Based on this analysis, Google can offer to buy Duolingo at around $212, but not much less than the all time high of $204. Google needs to act very fast, otherwise, it would forfeit the opportunity to dominate the language learning market, and a competitor may beat it to acquiring Duolingo.

What could stop this deal from going through?

While Google’s acquisition of Duolingo makes perfect sense from the perspectives of both companies, some events may result in derailing this deal. These events include:

  • Google decides to acquire another less expensive competitor than Duolingo or with more compatible technology.
  • Google decides to build its own language learning software based on its Google Translate platform.
  • Another company makes a play to acquire Duolingo; Microsoft (MSFT) or Meta (FB) may be potential bidders here.
  • Duolingo asks for a price much higher than what Google is willing to pay. This would most likely happen if the stock market experiences a very aggressive bull rally.
  • The due diligence reveals certain matters that are not acceptable to Google; These matters may be related to the technology, the employee relations, the financials, the marketing strategy or any other matters.
  • The regulators may put a stop to the acquisition; this s quite unlikely but everything is possible in this day and age.

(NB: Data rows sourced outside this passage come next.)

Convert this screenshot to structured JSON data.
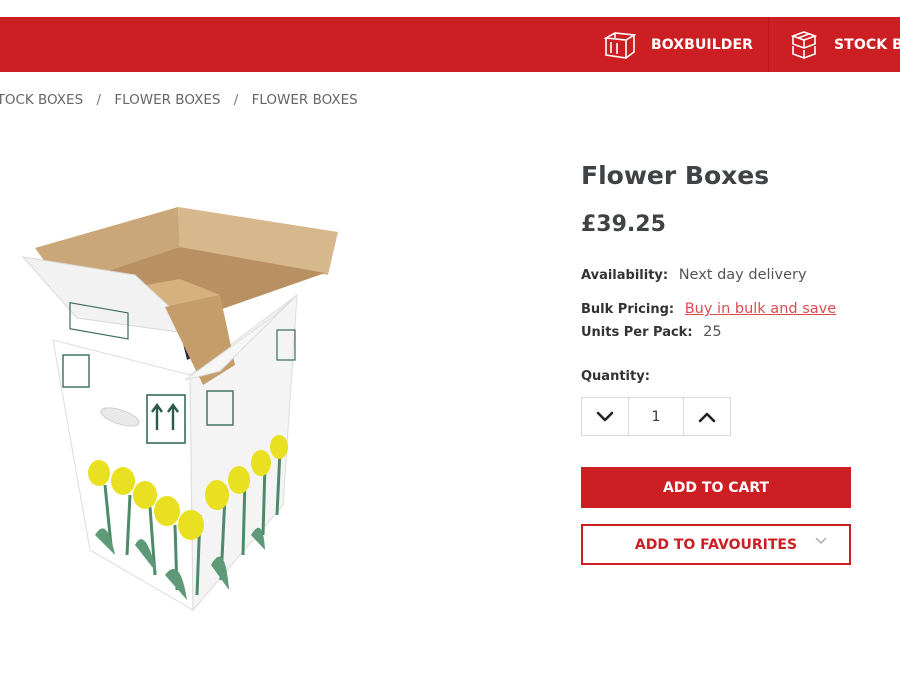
{
  "nav": {
    "items": [
      {
        "label": "BOXBUILDER",
        "icon": "box-outline-icon"
      },
      {
        "label": "STOCK BOXES",
        "icon": "stacked-boxes-icon"
      }
    ]
  },
  "breadcrumb": [
    "STOCK BOXES",
    "FLOWER BOXES",
    "FLOWER BOXES"
  ],
  "product": {
    "title": "Flower Boxes",
    "price": "£39.25",
    "availability_label": "Availability:",
    "availability_value": "Next day delivery",
    "bulk_label": "Bulk Pricing:",
    "bulk_link": "Buy in bulk and save",
    "units_label": "Units Per Pack:",
    "units_value": "25",
    "image": {
      "icon": "flower-box-product-image",
      "alt": "Flower Boxes"
    }
  },
  "quantity": {
    "label": "Quantity:",
    "value": "1"
  },
  "actions": {
    "add_to_cart": "ADD TO CART",
    "add_to_favourites": "ADD TO FAVOURITES"
  },
  "colors": {
    "brand_red": "#cc1f24",
    "link_red": "#dd4a4e",
    "title_dark": "#3f4346"
  }
}
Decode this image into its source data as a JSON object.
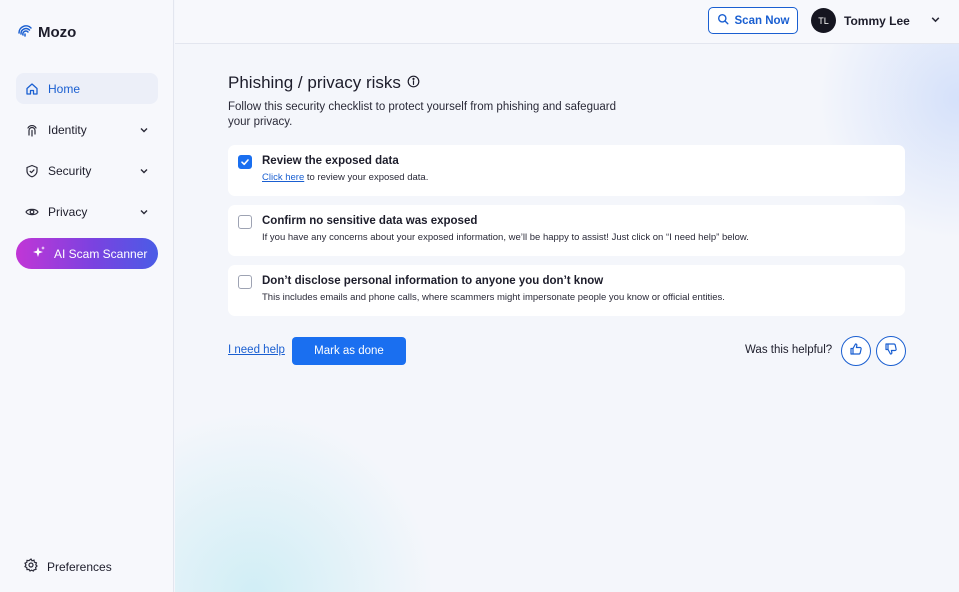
{
  "brand": {
    "name": "Mozo"
  },
  "sidebar": {
    "items": [
      {
        "label": "Home",
        "icon": "home-icon",
        "active": true
      },
      {
        "label": "Identity",
        "icon": "fingerprint-icon"
      },
      {
        "label": "Security",
        "icon": "shield-icon"
      },
      {
        "label": "Privacy",
        "icon": "eye-icon"
      }
    ],
    "ai_button": "AI Scam Scanner",
    "preferences": "Preferences"
  },
  "header": {
    "scan_button": "Scan Now",
    "user_initials": "TL",
    "user_name": "Tommy Lee"
  },
  "main": {
    "title": "Phishing / privacy risks",
    "subtitle": "Follow this security checklist to protect yourself from phishing and safeguard your privacy.",
    "checklist": [
      {
        "title": "Review the exposed data",
        "link": "Click here",
        "desc": " to review your exposed data.",
        "checked": true
      },
      {
        "title": "Confirm no sensitive data was exposed",
        "desc": "If you have any concerns about your exposed information, we’ll be happy to assist! Just click on “I need help” below.",
        "checked": false
      },
      {
        "title": "Don’t disclose personal information to anyone you don’t know",
        "desc": "This includes emails and phone calls, where scammers might impersonate people you know or official entities.",
        "checked": false
      }
    ],
    "help_link": "I need help",
    "done_button": "Mark as done",
    "helpful_label": "Was this helpful?"
  },
  "colors": {
    "accent": "#1a6ff0",
    "link": "#1a5fd1",
    "ai_start": "#c136d6",
    "ai_end": "#4a5ce6"
  }
}
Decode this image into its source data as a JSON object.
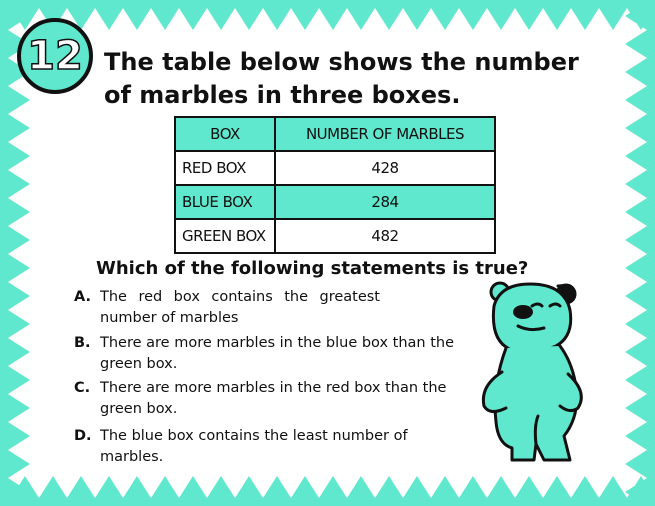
{
  "question_number": "12",
  "prompt": "The table below shows the number of marbles in three boxes.",
  "table": {
    "headers": [
      "BOX",
      "NUMBER OF MARBLES"
    ],
    "rows": [
      {
        "box": "RED BOX",
        "marbles": "428"
      },
      {
        "box": "BLUE BOX",
        "marbles": "284"
      },
      {
        "box": "GREEN BOX",
        "marbles": "482"
      }
    ]
  },
  "question": "Which of the following statements is true?",
  "options": [
    {
      "letter": "A.",
      "text": "The red box contains the greatest number of marbles"
    },
    {
      "letter": "B.",
      "text": "There are more marbles in the blue box than the green box."
    },
    {
      "letter": "C.",
      "text": "There are more marbles in the red box than the green box."
    },
    {
      "letter": "D.",
      "text": "The blue box contains the least number of marbles."
    }
  ],
  "colors": {
    "accent": "#5fe8cd",
    "ink": "#111111",
    "background": "#ffffff"
  }
}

The more I research this topic, the more I am convinced that the above events would not materialize and that Google would acquire Duolingo.

Conclusion

Duolingo, the world leader in language learning solutions, is an amazing company that is a perfect fit to be a Google division. The synergies between both companies cannot be greater, and both businesses would benefit tremendously from this acquisition.

Because of the synergies and the potential growth, Google would need to offer a price of over $200 per share (more than twice the current price). However, this number can go up significantly if there is a bidding war from another competitor, possibly, Microsoft or Meta.

Before you make your decision to buy or sell either company, you need to conduct your own due diligence.